Le 21 août 1849, Victor Hugo préside à Paris le Congrès de la paix, organisé par une association née en Grande-Bretagne, qui rassemble d'éminentes personnalités venues de toute l'Europe et de l'Amérique et qui propage le principe de la paix universelle. Aux congressistes enthousiastes et médusés, il déclare, dans une envolée restée célèbre : « Un jour viendra où vous France, vous Russie, vous Italie, vous Angleterre, vous Allemagne et vous toutes, nations du continent, sans perdre vos qualités distinctes et votre glorieuse individualité, vous vous fondrez étroitement dans une unité supérieure. (...) Et, ce jour-là, il ne faudra pas quatre cents ans pour l'amener. (...) À l'époque où nous sommes, une année fait parfois l'ouvrage d'un siècle. »

Deux ans plus tard, le 17 juillet 1851, à l'Assemblée législative, où il a été élu, il s'écrie : « La France a posé au milieu du vieux continent monarchique la première assise de cet immense édifice de l'avenir, qui s'appellera un jour les États-Unis d'Europe. » Montalembert, qui l'a écouté, s'écrie : « Les États-Unis d'Europe ! C'est trop ! Hugo est fou. »

Victor Hugo n'a rien d'un dément.

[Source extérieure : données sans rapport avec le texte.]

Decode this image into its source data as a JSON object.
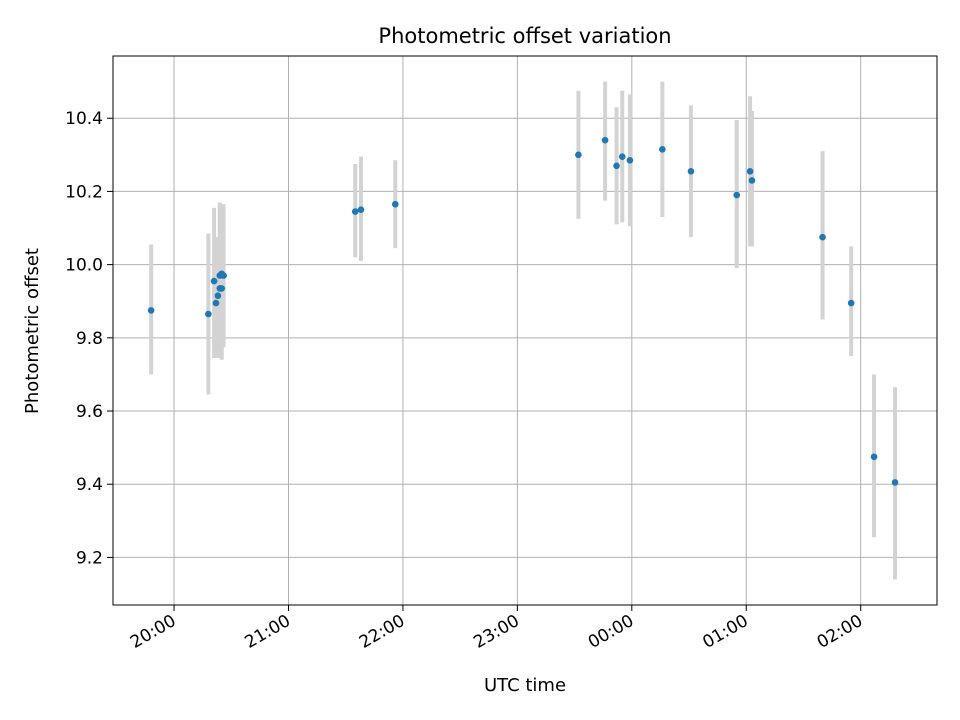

Mais il est probable qu'on ne verrait en lui qu'un rêveur inspiré si l'histoire, celle du XX e siècle, n'avait, après deux guerres mondiales et des dizaines de millions de morts, inscrit sa prophétie dans des traités, des institutions et une monnaie dont la naissance constitue l'un des grands événements politiques de notre temps.

L'Europe, dont Victor Hugo s'est fait, tout au long de sa vie, le chantre passionné, ressemble-t-elle à la Communauté d'aujourd'hui, celle de Jean Monnet et de Charles de Gaulle ? Oui, elle en a, dans une assez large mesure, les caractéristiques.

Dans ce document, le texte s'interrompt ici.